I can feel you judging me. Stop it right now, Linda. Turn around, look at your phone, and stop acting like this is the most entertaining event you’ve ever attended. They’re 4th-graders with $2.00 plastic recorders, and the sounds they are making are god-awful. You know it, and I know it. So, don’t you dare applaud those shrieks and screeches and then turn around and look at me like I’m a terrible father for wincing.
Oh no. Is the music teacher seriously going to talk between every song? For the love of all that is holy, why? Who is listening to her? Right. Linda. Stop looking interested, Linda; you’re making it worse. We all need to make it painfully obvious to this teacher that no one cares that she had to explain to little Jordan what “hot cross buns” were.
We’re going to be here forever. I’m going to die in this seat. Well, if he wears them to my funeral, at least my son will get more than one night’s use out of the new purple necktie, white shirt, and khaki pants we had to spend another $80 on this grading period. I can imagine Linda scowling about that over the top of my casket right now. She’ll show up, though, because it would be a waste to miss a social media opportunity to exploit her son’s alleged feelings surrounding the passing of his friend’s father.
What am I even thinking about? I’ve lost my sanity. These painfully choppy and wavering notes have put me over the edge. Look at those poor kids; they look miserable up there. Their stubby little fingers don’t even really reach all the holes. No wonder they can’t hit these notes. Oh no. We’re going to have to hear about what a challenge those notes are for them, aren’t we? We’re never leaving this auditorium.
I want to support my son, and in a lot of ways I do. He doesn’t even want to do this, though, and there are just so many of these types of things. It’s not enough to go to your kid’s ballgame anymore. You have to be at every practice for the duration now. Everyone scowls at the neglectful parent that drops their kid off and comes back later to pick them up. I tried to beat the system by helping to coach, but that only amounted to me spending the entire practice and time afterward listening to the ever-present parents tell me how their child should not go a single play without being directly involved in all the action.
You can’t even leave when your kid is finished in one of these concerts. Oh, no. The students are divided up by grades and the grades are divided up into classes. There are no set changes, but somehow there’s a 10-minute lull between every group. Is that Good King Wenceslas again? I’ll eat my shirt if we didn’t already hear Good King Wenceslas once. Sweet fancy Moses, we’ve been here for so long that no one else seems to remember.

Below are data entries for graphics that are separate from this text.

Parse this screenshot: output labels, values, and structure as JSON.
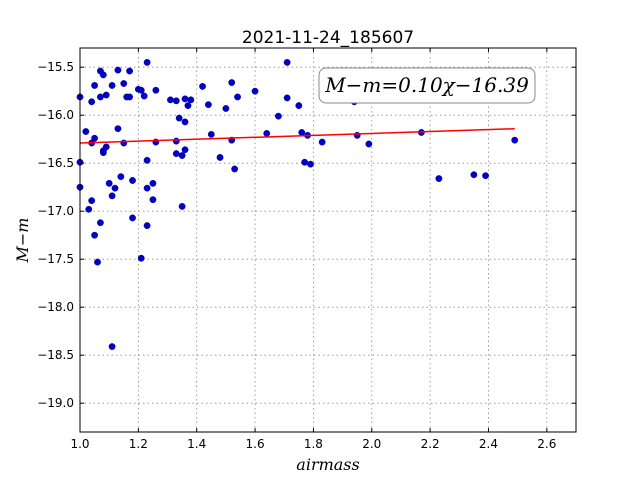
{
  "chart_data": {
    "type": "scatter",
    "title": "2021-11-24_185607",
    "xlabel": "airmass",
    "ylabel": "M−m",
    "xlim": [
      1.0,
      2.7
    ],
    "ylim": [
      -19.3,
      -15.3
    ],
    "y_inverted": true,
    "grid": true,
    "xticks": [
      1.0,
      1.2,
      1.4,
      1.6,
      1.8,
      2.0,
      2.2,
      2.4,
      2.6
    ],
    "xtick_labels": [
      "1.0",
      "1.2",
      "1.4",
      "1.6",
      "1.8",
      "2.0",
      "2.2",
      "2.4",
      "2.6"
    ],
    "yticks": [
      -15.5,
      -16.0,
      -16.5,
      -17.0,
      -17.5,
      -18.0,
      -18.5,
      -19.0
    ],
    "ytick_labels": [
      "−15.5",
      "−16.0",
      "−16.5",
      "−17.0",
      "−17.5",
      "−18.0",
      "−18.5",
      "−19.0"
    ],
    "annotation": "M−m=0.10χ−16.39",
    "annotation_position": "top-right",
    "fit": {
      "slope": 0.1,
      "intercept": -16.39,
      "x_range": [
        1.0,
        2.49
      ],
      "color": "#ff0000"
    },
    "marker_color": "#0000c8",
    "points": [
      [
        1.0,
        -15.81
      ],
      [
        1.0,
        -16.49
      ],
      [
        1.0,
        -16.75
      ],
      [
        1.02,
        -16.17
      ],
      [
        1.03,
        -16.98
      ],
      [
        1.04,
        -15.86
      ],
      [
        1.04,
        -16.29
      ],
      [
        1.04,
        -16.89
      ],
      [
        1.05,
        -16.24
      ],
      [
        1.05,
        -17.25
      ],
      [
        1.05,
        -15.69
      ],
      [
        1.06,
        -17.53
      ],
      [
        1.07,
        -15.54
      ],
      [
        1.07,
        -17.12
      ],
      [
        1.07,
        -15.81
      ],
      [
        1.08,
        -15.58
      ],
      [
        1.08,
        -16.37
      ],
      [
        1.08,
        -16.39
      ],
      [
        1.09,
        -16.33
      ],
      [
        1.09,
        -15.79
      ],
      [
        1.1,
        -16.71
      ],
      [
        1.11,
        -18.41
      ],
      [
        1.11,
        -16.84
      ],
      [
        1.11,
        -15.69
      ],
      [
        1.12,
        -16.76
      ],
      [
        1.13,
        -15.53
      ],
      [
        1.13,
        -16.14
      ],
      [
        1.14,
        -16.64
      ],
      [
        1.15,
        -16.29
      ],
      [
        1.15,
        -15.67
      ],
      [
        1.16,
        -15.81
      ],
      [
        1.17,
        -15.54
      ],
      [
        1.17,
        -15.81
      ],
      [
        1.18,
        -16.68
      ],
      [
        1.18,
        -17.07
      ],
      [
        1.2,
        -15.73
      ],
      [
        1.21,
        -17.49
      ],
      [
        1.21,
        -15.74
      ],
      [
        1.22,
        -15.8
      ],
      [
        1.23,
        -15.45
      ],
      [
        1.23,
        -16.47
      ],
      [
        1.23,
        -16.76
      ],
      [
        1.23,
        -17.15
      ],
      [
        1.25,
        -16.88
      ],
      [
        1.25,
        -16.71
      ],
      [
        1.26,
        -15.74
      ],
      [
        1.26,
        -16.28
      ],
      [
        1.31,
        -15.84
      ],
      [
        1.33,
        -15.85
      ],
      [
        1.33,
        -16.4
      ],
      [
        1.33,
        -16.27
      ],
      [
        1.34,
        -16.03
      ],
      [
        1.35,
        -16.42
      ],
      [
        1.35,
        -16.95
      ],
      [
        1.36,
        -16.07
      ],
      [
        1.36,
        -15.83
      ],
      [
        1.36,
        -16.36
      ],
      [
        1.37,
        -15.9
      ],
      [
        1.38,
        -15.84
      ],
      [
        1.42,
        -15.7
      ],
      [
        1.44,
        -15.89
      ],
      [
        1.45,
        -16.2
      ],
      [
        1.48,
        -16.44
      ],
      [
        1.5,
        -15.93
      ],
      [
        1.52,
        -15.66
      ],
      [
        1.52,
        -16.26
      ],
      [
        1.53,
        -16.56
      ],
      [
        1.54,
        -15.81
      ],
      [
        1.6,
        -15.75
      ],
      [
        1.64,
        -16.19
      ],
      [
        1.68,
        -16.01
      ],
      [
        1.71,
        -15.45
      ],
      [
        1.71,
        -15.82
      ],
      [
        1.75,
        -15.9
      ],
      [
        1.76,
        -16.18
      ],
      [
        1.77,
        -16.49
      ],
      [
        1.78,
        -16.21
      ],
      [
        1.79,
        -16.51
      ],
      [
        1.83,
        -16.28
      ],
      [
        1.94,
        -15.86
      ],
      [
        1.95,
        -16.21
      ],
      [
        1.99,
        -16.3
      ],
      [
        2.17,
        -16.18
      ],
      [
        2.23,
        -16.66
      ],
      [
        2.35,
        -16.62
      ],
      [
        2.39,
        -16.63
      ],
      [
        2.49,
        -16.26
      ]
    ]
  }
}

Our parents didn’t do this. Not like this. Not to this degree. When did our society become so child-centric? When I was young, parents had their adult lives, and children tagged around behind them whether they liked it or not. I cannot possibly recount for you the number of hours I spent staring at bolts of cloth while my mother shopped at Joann Fabric. I knew plenty of kids who weren’t permitted to play sports or take lessons in various activities because their parents didn’t want to be bothered with dropping them off and picking them up.

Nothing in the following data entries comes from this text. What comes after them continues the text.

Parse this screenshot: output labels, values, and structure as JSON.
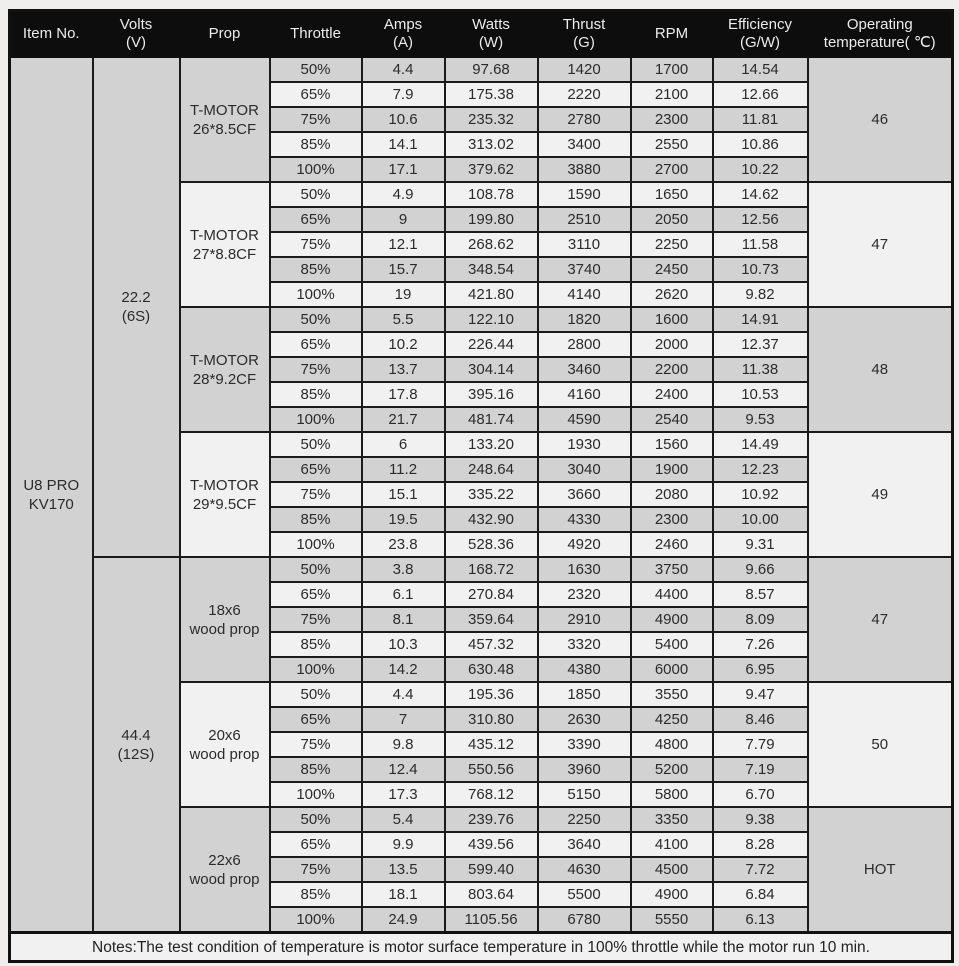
{
  "page": {
    "notes": "Notes:The test condition of temperature is motor surface temperature in 100% throttle while the motor run 10 min."
  },
  "colors": {
    "header_bg": "#0d0d0d",
    "header_text": "#ececec",
    "row_grey": "#d2d2d2",
    "row_white": "#f1f1f1",
    "border": "#1a1a1a",
    "page_bg": "#efeeec"
  },
  "table": {
    "headers": [
      {
        "l1": "Item No.",
        "l2": ""
      },
      {
        "l1": "Volts",
        "l2": "(V)"
      },
      {
        "l1": "Prop",
        "l2": ""
      },
      {
        "l1": "Throttle",
        "l2": ""
      },
      {
        "l1": "Amps",
        "l2": "(A)"
      },
      {
        "l1": "Watts",
        "l2": "(W)"
      },
      {
        "l1": "Thrust",
        "l2": "(G)"
      },
      {
        "l1": "RPM",
        "l2": ""
      },
      {
        "l1": "Efficiency",
        "l2": "(G/W)"
      },
      {
        "l1": "Operating",
        "l2": "temperature( ℃)"
      }
    ],
    "row_columns": [
      "throttle",
      "amps",
      "watts",
      "thrust",
      "rpm",
      "efficiency"
    ],
    "item": {
      "lines": [
        "U8 PRO",
        "KV170"
      ]
    },
    "volt_groups": [
      {
        "lines": [
          "22.2",
          "(6S)"
        ],
        "row_count": 20
      },
      {
        "lines": [
          "44.4",
          "(12S)"
        ],
        "row_count": 15
      }
    ],
    "sections": [
      {
        "prop_lines": [
          "T-MOTOR",
          "26*8.5CF"
        ],
        "temp": "46",
        "shade": "grey",
        "rows": [
          [
            "50%",
            "4.4",
            "97.68",
            "1420",
            "1700",
            "14.54"
          ],
          [
            "65%",
            "7.9",
            "175.38",
            "2220",
            "2100",
            "12.66"
          ],
          [
            "75%",
            "10.6",
            "235.32",
            "2780",
            "2300",
            "11.81"
          ],
          [
            "85%",
            "14.1",
            "313.02",
            "3400",
            "2550",
            "10.86"
          ],
          [
            "100%",
            "17.1",
            "379.62",
            "3880",
            "2700",
            "10.22"
          ]
        ]
      },
      {
        "prop_lines": [
          "T-MOTOR",
          "27*8.8CF"
        ],
        "temp": "47",
        "shade": "white",
        "rows": [
          [
            "50%",
            "4.9",
            "108.78",
            "1590",
            "1650",
            "14.62"
          ],
          [
            "65%",
            "9",
            "199.80",
            "2510",
            "2050",
            "12.56"
          ],
          [
            "75%",
            "12.1",
            "268.62",
            "3110",
            "2250",
            "11.58"
          ],
          [
            "85%",
            "15.7",
            "348.54",
            "3740",
            "2450",
            "10.73"
          ],
          [
            "100%",
            "19",
            "421.80",
            "4140",
            "2620",
            "9.82"
          ]
        ]
      },
      {
        "prop_lines": [
          "T-MOTOR",
          "28*9.2CF"
        ],
        "temp": "48",
        "shade": "grey",
        "rows": [
          [
            "50%",
            "5.5",
            "122.10",
            "1820",
            "1600",
            "14.91"
          ],
          [
            "65%",
            "10.2",
            "226.44",
            "2800",
            "2000",
            "12.37"
          ],
          [
            "75%",
            "13.7",
            "304.14",
            "3460",
            "2200",
            "11.38"
          ],
          [
            "85%",
            "17.8",
            "395.16",
            "4160",
            "2400",
            "10.53"
          ],
          [
            "100%",
            "21.7",
            "481.74",
            "4590",
            "2540",
            "9.53"
          ]
        ]
      },
      {
        "prop_lines": [
          "T-MOTOR",
          "29*9.5CF"
        ],
        "temp": "49",
        "shade": "white",
        "rows": [
          [
            "50%",
            "6",
            "133.20",
            "1930",
            "1560",
            "14.49"
          ],
          [
            "65%",
            "11.2",
            "248.64",
            "3040",
            "1900",
            "12.23"
          ],
          [
            "75%",
            "15.1",
            "335.22",
            "3660",
            "2080",
            "10.92"
          ],
          [
            "85%",
            "19.5",
            "432.90",
            "4330",
            "2300",
            "10.00"
          ],
          [
            "100%",
            "23.8",
            "528.36",
            "4920",
            "2460",
            "9.31"
          ]
        ]
      },
      {
        "prop_lines": [
          "18x6",
          "wood prop"
        ],
        "temp": "47",
        "shade": "grey",
        "rows": [
          [
            "50%",
            "3.8",
            "168.72",
            "1630",
            "3750",
            "9.66"
          ],
          [
            "65%",
            "6.1",
            "270.84",
            "2320",
            "4400",
            "8.57"
          ],
          [
            "75%",
            "8.1",
            "359.64",
            "2910",
            "4900",
            "8.09"
          ],
          [
            "85%",
            "10.3",
            "457.32",
            "3320",
            "5400",
            "7.26"
          ],
          [
            "100%",
            "14.2",
            "630.48",
            "4380",
            "6000",
            "6.95"
          ]
        ]
      },
      {
        "prop_lines": [
          "20x6",
          "wood prop"
        ],
        "temp": "50",
        "shade": "white",
        "rows": [
          [
            "50%",
            "4.4",
            "195.36",
            "1850",
            "3550",
            "9.47"
          ],
          [
            "65%",
            "7",
            "310.80",
            "2630",
            "4250",
            "8.46"
          ],
          [
            "75%",
            "9.8",
            "435.12",
            "3390",
            "4800",
            "7.79"
          ],
          [
            "85%",
            "12.4",
            "550.56",
            "3960",
            "5200",
            "7.19"
          ],
          [
            "100%",
            "17.3",
            "768.12",
            "5150",
            "5800",
            "6.70"
          ]
        ]
      },
      {
        "prop_lines": [
          "22x6",
          "wood prop"
        ],
        "temp": "HOT",
        "shade": "grey",
        "rows": [
          [
            "50%",
            "5.4",
            "239.76",
            "2250",
            "3350",
            "9.38"
          ],
          [
            "65%",
            "9.9",
            "439.56",
            "3640",
            "4100",
            "8.28"
          ],
          [
            "75%",
            "13.5",
            "599.40",
            "4630",
            "4500",
            "7.72"
          ],
          [
            "85%",
            "18.1",
            "803.64",
            "5500",
            "4900",
            "6.84"
          ],
          [
            "100%",
            "24.9",
            "1105.56",
            "6780",
            "5550",
            "6.13"
          ]
        ]
      }
    ]
  }
}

Back then it was a great birthday if you were allowed to have a few kids sleep overnight at your house. Now every single birthday for every single child involves reservations, formal invitations and expensive, extravagant themes. I’m expected to attend garish, afternoon-long weekend parties for children that are too young to even be properly interested in opening gifts, let alone to register my attendance or to appreciate the custom-made vinyl SpongeBob banner.

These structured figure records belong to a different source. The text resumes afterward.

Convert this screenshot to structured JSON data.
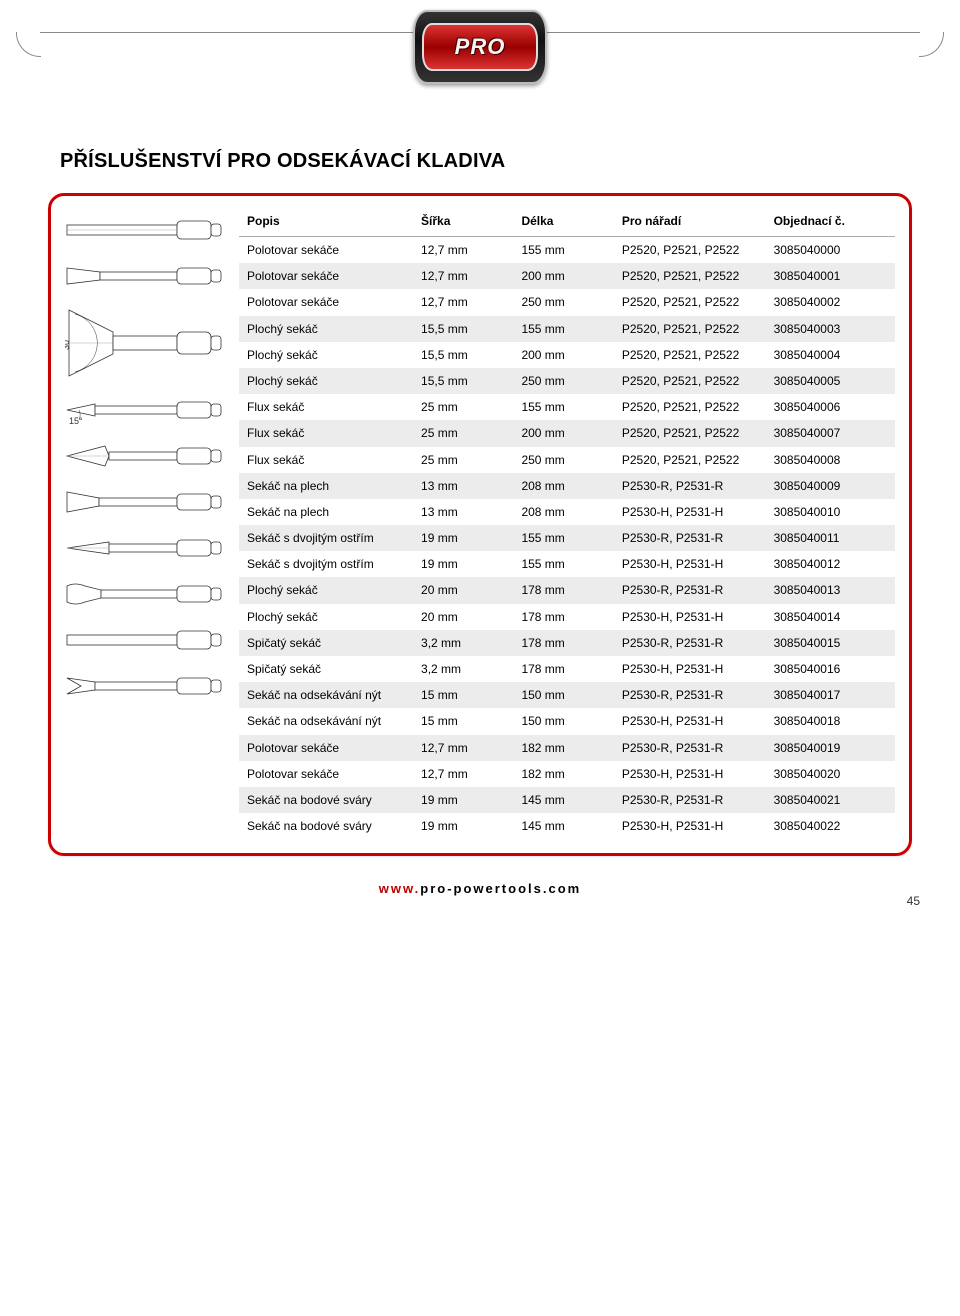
{
  "logo_text": "PRO",
  "page_title": "PŘÍSLUŠENSTVÍ PRO ODSEKÁVACÍ KLADIVA",
  "footer_url_prefix": "www.",
  "footer_url_rest": "pro-powertools.com",
  "page_number": "45",
  "colors": {
    "frame_border": "#c00",
    "stripe_bg": "#ececec",
    "header_underline": "#aaa",
    "logo_red": "#c01818",
    "logo_dark": "#1a1a1a"
  },
  "table": {
    "headers": [
      "Popis",
      "Šířka",
      "Délka",
      "Pro nářadí",
      "Objednací č."
    ],
    "rows": [
      {
        "popis": "Polotovar sekáče",
        "sirka": "12,7 mm",
        "delka": "155 mm",
        "naradi": "P2520, P2521, P2522",
        "obj": "3085040000"
      },
      {
        "popis": "Polotovar sekáče",
        "sirka": "12,7 mm",
        "delka": "200 mm",
        "naradi": "P2520, P2521, P2522",
        "obj": "3085040001"
      },
      {
        "popis": "Polotovar sekáče",
        "sirka": "12,7 mm",
        "delka": "250 mm",
        "naradi": "P2520, P2521, P2522",
        "obj": "3085040002"
      },
      {
        "popis": "Plochý sekáč",
        "sirka": "15,5 mm",
        "delka": "155 mm",
        "naradi": "P2520, P2521, P2522",
        "obj": "3085040003"
      },
      {
        "popis": "Plochý sekáč",
        "sirka": "15,5 mm",
        "delka": "200 mm",
        "naradi": "P2520, P2521, P2522",
        "obj": "3085040004"
      },
      {
        "popis": "Plochý sekáč",
        "sirka": "15,5 mm",
        "delka": "250 mm",
        "naradi": "P2520, P2521, P2522",
        "obj": "3085040005"
      },
      {
        "popis": "Flux sekáč",
        "sirka": "25 mm",
        "delka": "155 mm",
        "naradi": "P2520, P2521, P2522",
        "obj": "3085040006"
      },
      {
        "popis": "Flux sekáč",
        "sirka": "25 mm",
        "delka": "200 mm",
        "naradi": "P2520, P2521, P2522",
        "obj": "3085040007"
      },
      {
        "popis": "Flux sekáč",
        "sirka": "25 mm",
        "delka": "250 mm",
        "naradi": "P2520, P2521, P2522",
        "obj": "3085040008"
      },
      {
        "popis": "Sekáč na plech",
        "sirka": "13 mm",
        "delka": "208 mm",
        "naradi": "P2530-R, P2531-R",
        "obj": "3085040009"
      },
      {
        "popis": "Sekáč na plech",
        "sirka": "13 mm",
        "delka": "208 mm",
        "naradi": "P2530-H, P2531-H",
        "obj": "3085040010"
      },
      {
        "popis": "Sekáč s dvojitým ostřím",
        "sirka": "19 mm",
        "delka": "155 mm",
        "naradi": "P2530-R, P2531-R",
        "obj": "3085040011"
      },
      {
        "popis": "Sekáč s dvojitým ostřím",
        "sirka": "19 mm",
        "delka": "155 mm",
        "naradi": "P2530-H, P2531-H",
        "obj": "3085040012"
      },
      {
        "popis": "Plochý sekáč",
        "sirka": "20 mm",
        "delka": "178 mm",
        "naradi": "P2530-R, P2531-R",
        "obj": "3085040013"
      },
      {
        "popis": "Plochý sekáč",
        "sirka": "20 mm",
        "delka": "178 mm",
        "naradi": "P2530-H, P2531-H",
        "obj": "3085040014"
      },
      {
        "popis": "Spičatý sekáč",
        "sirka": "3,2 mm",
        "delka": "178 mm",
        "naradi": "P2530-R, P2531-R",
        "obj": "3085040015"
      },
      {
        "popis": "Spičatý sekáč",
        "sirka": "3,2 mm",
        "delka": "178 mm",
        "naradi": "P2530-H, P2531-H",
        "obj": "3085040016"
      },
      {
        "popis": "Sekáč na odsekávání nýt",
        "sirka": "15 mm",
        "delka": "150 mm",
        "naradi": "P2530-R, P2531-R",
        "obj": "3085040017"
      },
      {
        "popis": "Sekáč na odsekávání nýt",
        "sirka": "15 mm",
        "delka": "150 mm",
        "naradi": "P2530-H, P2531-H",
        "obj": "3085040018"
      },
      {
        "popis": "Polotovar sekáče",
        "sirka": "12,7 mm",
        "delka": "182 mm",
        "naradi": "P2530-R, P2531-R",
        "obj": "3085040019"
      },
      {
        "popis": "Polotovar sekáče",
        "sirka": "12,7 mm",
        "delka": "182 mm",
        "naradi": "P2530-H, P2531-H",
        "obj": "3085040020"
      },
      {
        "popis": "Sekáč na bodové sváry",
        "sirka": "19 mm",
        "delka": "145 mm",
        "naradi": "P2530-R, P2531-R",
        "obj": "3085040021"
      },
      {
        "popis": "Sekáč na bodové sváry",
        "sirka": "19 mm",
        "delka": "145 mm",
        "naradi": "P2530-H, P2531-H",
        "obj": "3085040022"
      }
    ]
  },
  "diagram_angles": {
    "flux": "30°",
    "plech": "15°"
  }
}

We surround them with all of this overwhelming focus and excessive attention, and then we wonder why they grow up with an overdeveloped sense of entitlement. We’ve only dedicated every minute of two complete adult lives to more than fulfilling your every wish and desire, little Jordan, why on earth would you think you’re going to be deserving of special treatment when you grow up?
My wife hands me her phone so that I can continue capturing video of the concert. My son is staring with squinted eyes up at the stage lights while the music teacher talks. Am I supposed to be recording this part? A harsh look from my wife tells me that I am. She stands and awkwardly tries to make her way out of the row of seats so that she can sneak up to the front to get a better angle. She has to get good video for her mom, she tells me, because her mom couldn’t make it. Grandma nearly cancelled her cross-country vacation when she heard it conflicted with her seeing my son’s recorder concert. After much debate, she finally accepted the video recording alternative. I’m sure she’ll call before the concert is even over.
When we’re finally released from the auditorium, Linda and my wife are both glaring at me as if I somehow caused the concert to end prematurely. Three hours of poorly executed recorder music apparently wasn’t enough for them. Encore! Encore! I wade into the crush of parents and happen to catch the eye of a dad whose name I can’t remember. That’s okay, I can’t remember his son’s name either. Everyone becomes faceless when every activity is made into a spectacle.
“You know the score of the game right now?” he asks. He’s vastly underestimated my wife’s vigilance.
“Nah,” I answer, “I heard there was some amazing catch in yesterday’s game. You see it?”
“Nah,” he replies sheepishly, “Birthday party for my 1-year old niece.”